People exiting a train station

Immigration into the Welfare State

Welfare states are fundamentally incompatible with the free movement of people between countries if newcomers have full access to public benefits as soon as they arrive. If we are to take the free movement of people seriously, we should slaughter the sacred cow of immediate eligibility.

MUNICH – The armed conflict destabilizing some Arab countries has unleashed a huge wave of refugees headed for Europe. About 1.1 million came to Germany alone in 2015. At the same time, the adoption of the principle of freedom of movement within Europe has triggered massive, but largely unnoticed, intra-European migration flows.
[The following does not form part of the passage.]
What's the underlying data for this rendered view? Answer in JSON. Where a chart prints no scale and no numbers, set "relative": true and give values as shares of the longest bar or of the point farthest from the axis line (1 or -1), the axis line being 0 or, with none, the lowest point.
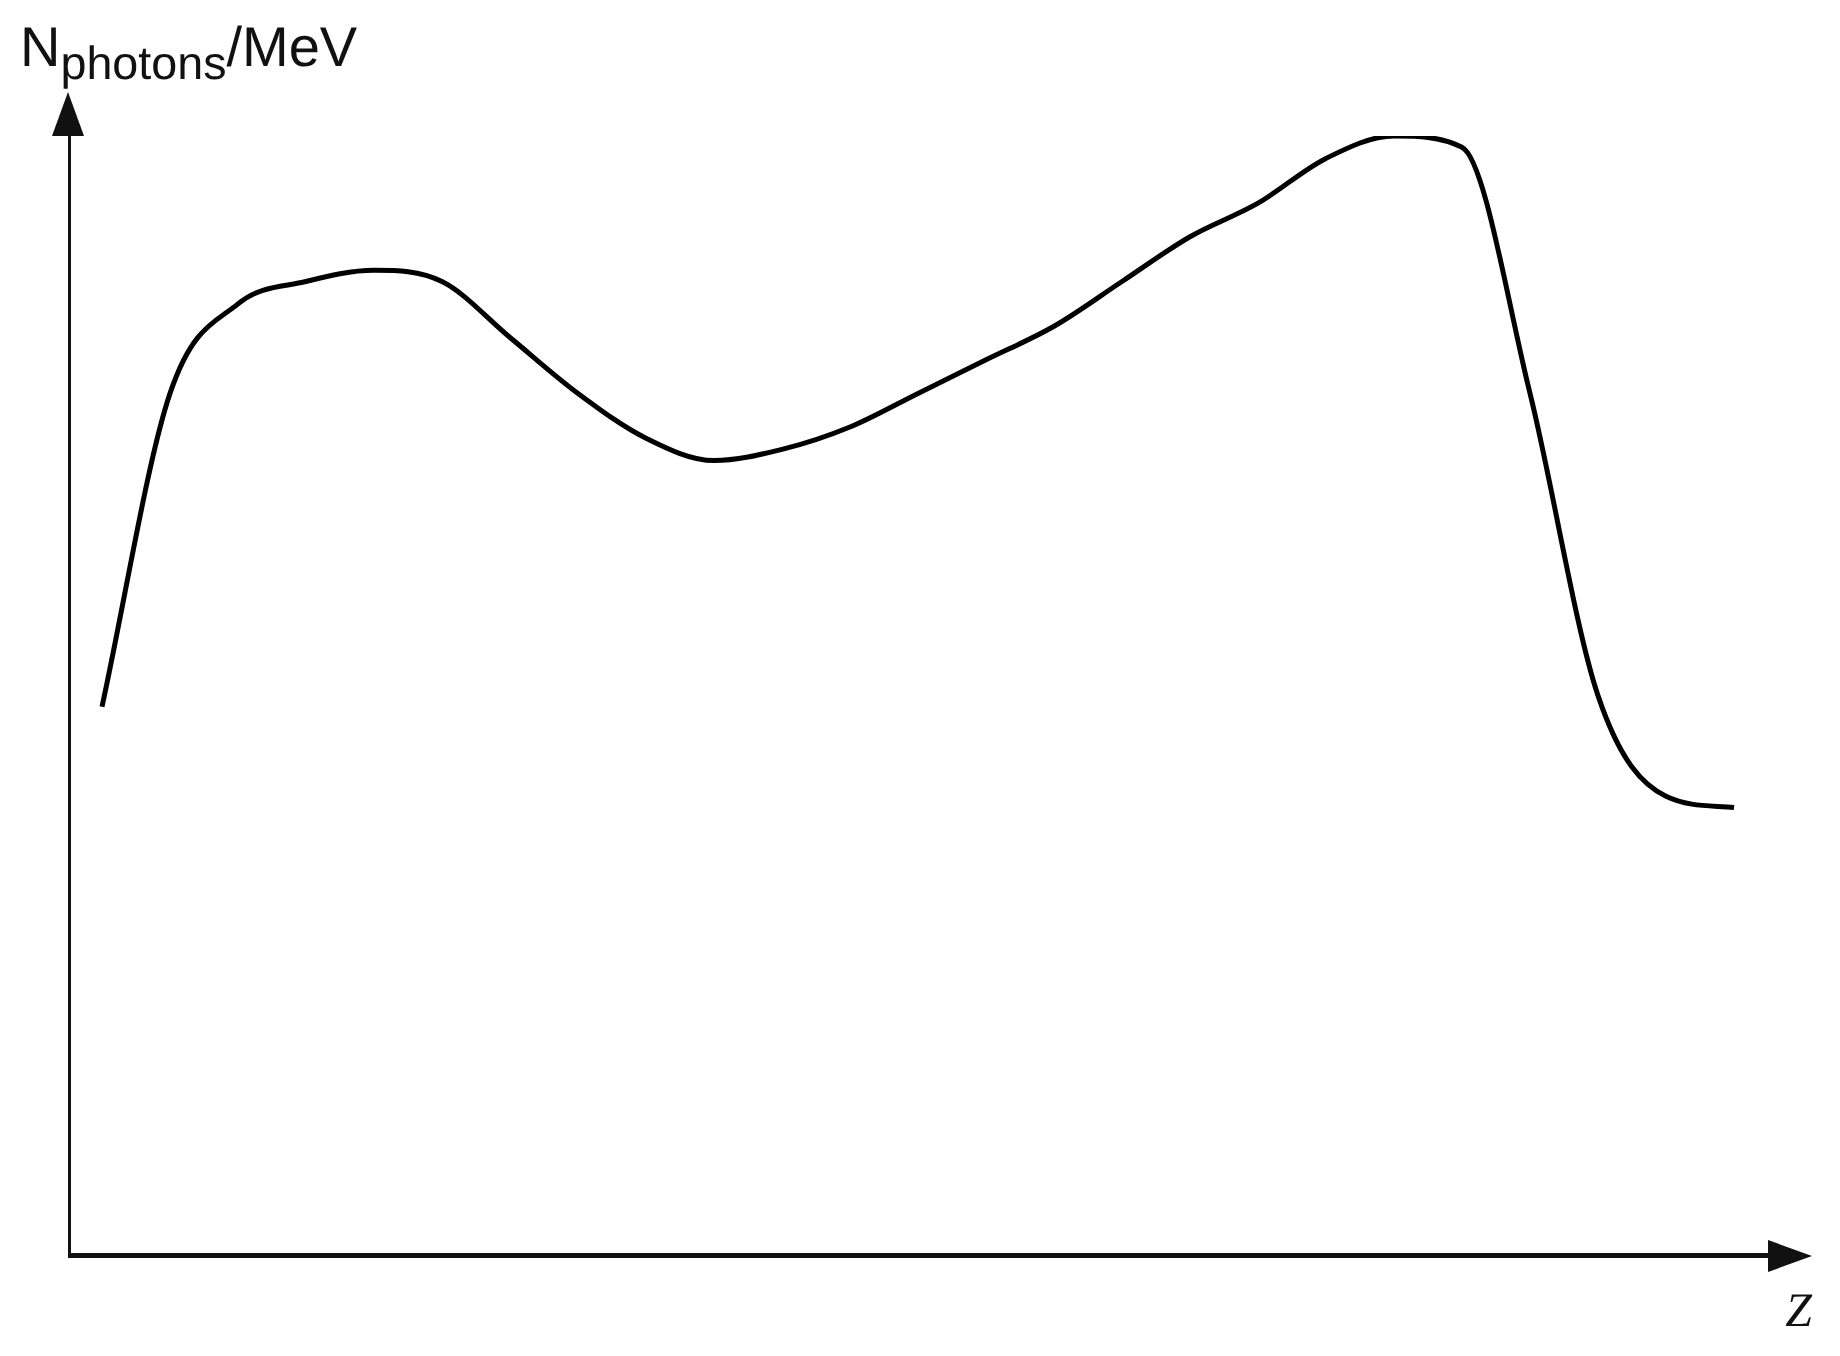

In 2014, Germany experienced an unprecedented net inflow of 304,000 people from other EU countries, and the number was probably similar in 2015.

Some EU members, including Austria, Hungary, Slovenia, Spain, France, and the initially welcoming Denmark and Sweden, have reacted by practically suspending the Schengen Agreement and reinstating border controls. Economists are not really surprised at this. In the 1990s, dozens of academic papers addressed the issue of migration into welfare states, discussing many of the problems that are now becoming apparent. I myself wrote much on the subject at the time, trying – mostly in vain – to raise awareness among policymakers.

A fundamental issue is at stake. Welfare states are defined by the principle that those who enjoy above-average income pay more taxes and contributions than what they get back in the form of public services, while those with below-average earnings pay less than they receive. This redistribution, channeling net public resources toward lower-income households, is a sensible correction to the market economy, a kind of insurance against life’s vicissitudes and the rigors of scarcity pricing that characterize the market economy and have little to do with equitableness.